TRANSPARENCIES: KEVIN HUFNAGEL’S QUIET ONSLAUGHT OF VICIOUSNESS… EXCEPT NOT REALLY
You can’t blame me for being wary of a solo project by Kevin Hufnagel, the guitarist for Dysrhythmia and the revived Gorguts. To kneejerk cynics like yours truly, it spells disaster: a clusterfuck of riffs and solos too noodly for either of those bands would be saying something. And the other end of the spectrum could be worse: an acoustic project that’s 40 minutes of empty, gnarled arpeggios reverberating off of nothing but the listener’s dwindling patience. Good guitarists left to their own devices run a higher risk of getting lost so far up their own asses that their spines snap like popsicle sticks. So thank our goddamn lucky stars that Hufnagel (a man who’s name seems to be destined to be shouted by Jerry Lewis) chose to instead make a beautiful album filled with lush, amorphous textures in Transparancies. A far, far cry from the dissonant prog/avant-metal of his most well-known bands, it’s just shy of forty-five minutes of densely textured abstractions that wander back and forth through emotional residencies, but never definitively landing in one. But it’s the ambiguousness that drives Transparencies, often reaching for a point that may or may not be there.

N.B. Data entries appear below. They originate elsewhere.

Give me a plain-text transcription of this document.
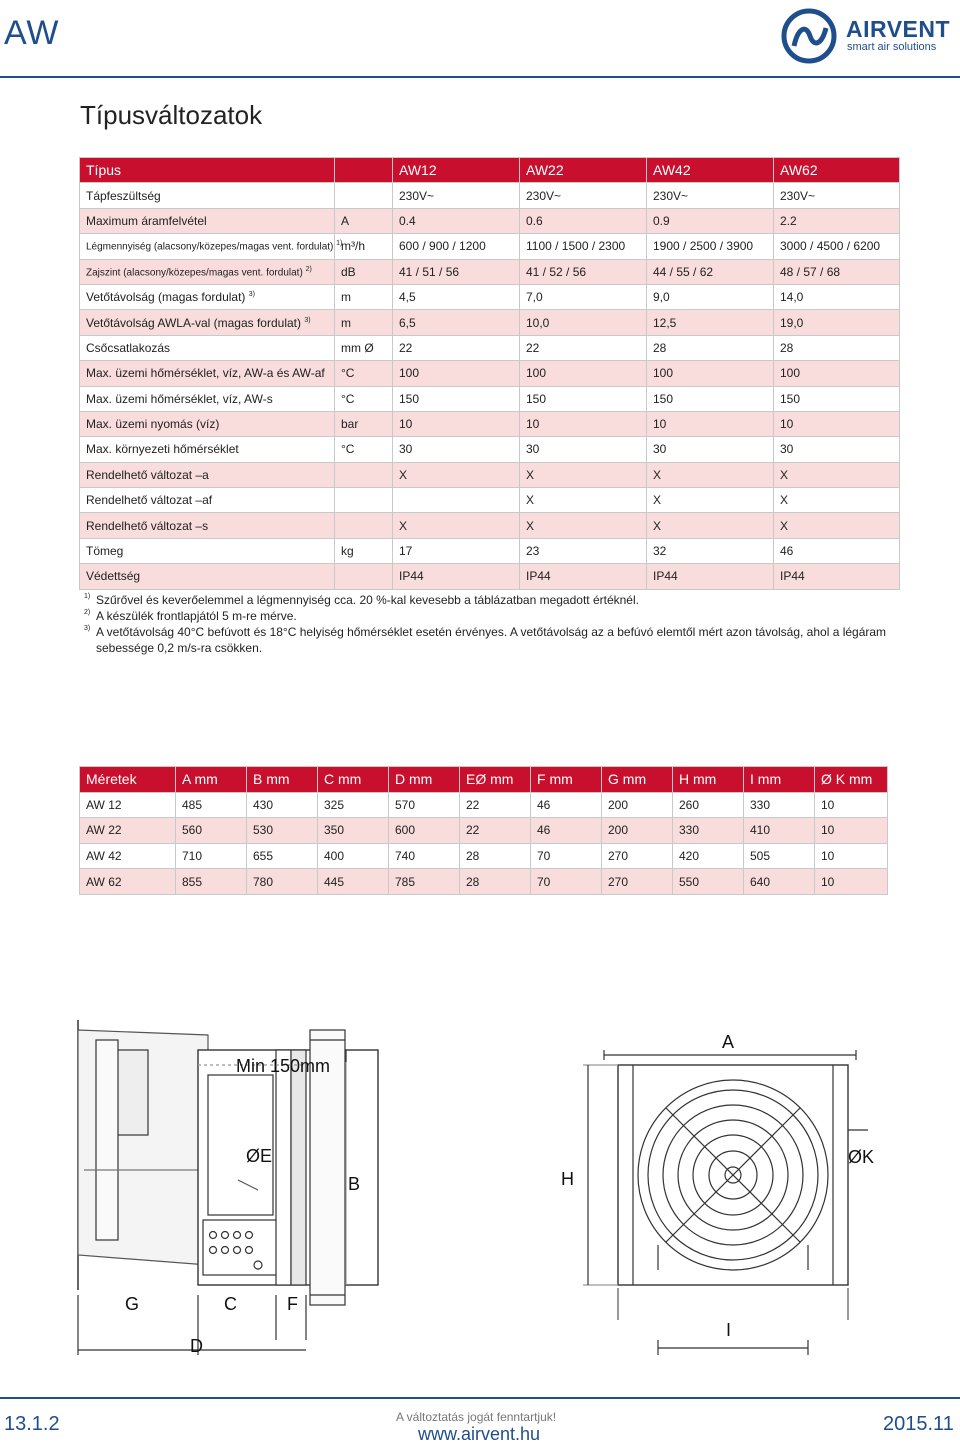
AW	AIRVENT
smart air solutions
Típusváltozatok
Típus		AW12	AW22	AW42	AW62
Tápfeszültség		230V~	230V~	230V~	230V~
Maximum áramfelvétel	A	0.4	0.6	0.9	2.2
Légmennyiség (alacsony/közepes/magas vent. fordulat) $^{1)}$	m³/h	600 / 900 / 1200	1100 / 1500 / 2300	1900 / 2500 / 3900	3000 / 4500 / 6200
Zajszint (alacsony/közepes/magas vent. fordulat) $^{2)}$	dB	41 / 51 / 56	41 / 52 / 56	44 / 55 / 62	48 / 57 / 68
Vetőtávolság (magas fordulat) $^{3)}$	m	4,5	7,0	9,0	14,0
Vetőtávolság AWLA-val (magas fordulat) $^{3)}$	m	6,5	10,0	12,5	19,0
Csőcsatlakozás	mm Ø	22	22	28	28
Max. üzemi hőmérséklet, víz, AW-a és AW-af	°C	100	100	100	100
Max. üzemi hőmérséklet, víz, AW-s	°C	150	150	150	150
Max. üzemi nyomás (víz)	bar	10	10	10	10
Max. környezeti hőmérséklet	°C	30	30	30	30
Rendelhető változat –a		X	X	X	X
Rendelhető változat –af			X	X	X
Rendelhető változat –s		X	X	X	X
Tömeg	kg	17	23	32	46
Védettség		IP44	IP44	IP44	IP44
1) Szűrővel és keverőelemmel a légmennyiség cca. 20 %-kal kevesebb a táblázatban megadott értéknél.
2) A készülék frontlapjától 5 m-re mérve.
3) A vetőtávolság 40°C befúvott és 18°C helyiség hőmérséklet esetén érvényes. A vetőtávolság az a befúvó elemtől mért azon távolság, ahol a légáram sebessége 0,2 m/s-ra csökken.
Méretek	A mm	B mm	C mm	D mm	EØ mm	F mm	G mm	H mm	I mm	Ø K mm
AW 12	485	430	325	570	22	46	200	260	330	10
AW 22	560	530	350	600	22	46	200	330	410	10
AW 42	710	655	400	740	28	70	270	420	505	10
AW 62	855	780	445	785	28	70	270	550	640	10
B
Min 150mm
ØE
G	C	F
D
A
H
ØK
I
13.1.2	A változtatás jogát fenntartjuk!
www.airvent.hu	2015.11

Made up of dozens of layers of heavily processed guitar, Hufnagel channels the dreamy shoegaze of SIANspheric and My Bloody Valentine, while borrowing from emotional landscapers like Angelo Badalamenti (particularly his work with David Lynch, of course) to make deceptively spare and directionless sheets of sound. But what makes Transparencies work is its subtle internal momentum. Granted, it’s not operating at full speed or anything, but momentum is still momentum. The vague riffs repeat themselves, sometimes in a hypnotic minimalist fashion but often in a way that resembles song structure. Hufnagel’s ability to keep the ghostly progressions reined in — however lightly — is admirable. From there, he builds on emotion: melancholy on “Ever Rest,” nostalgia on “Slow Motion Return,” and even vague dread on “Passing On” and “Station Hum.” Transparencies takes you on a journey that requires your passivity instead of your submission. The stories it’s telling may not be direct, but they’re definitely worth hearing.
Of course, it goes without saying that this is certainly not metal. But Hufnagel’s spirit is what makes it interesting. And it’s not like that spirit isn’t already present in his heavy bands: Dysrhythmia aren’t known for their paint-peeling brutality and Gorguts aren’t a conventional death metal band by any means (hence calling upon him to help rebuild the band). The personality of his playing transcends genres and quietly exposes the center of himself. Recorded by him in his home, the album is a blurry aerial shot of Kevin Hufnagel’s soul. While it doesn’t demand your attention, Transparencies certainly doesn’t stand to lose it, either. Lost in the fog of its minimalist repetition — constantly building off itself — you’re bound to miss things. Kevin Hufnagel quietly makes sure you’ll want to go back and hear them again.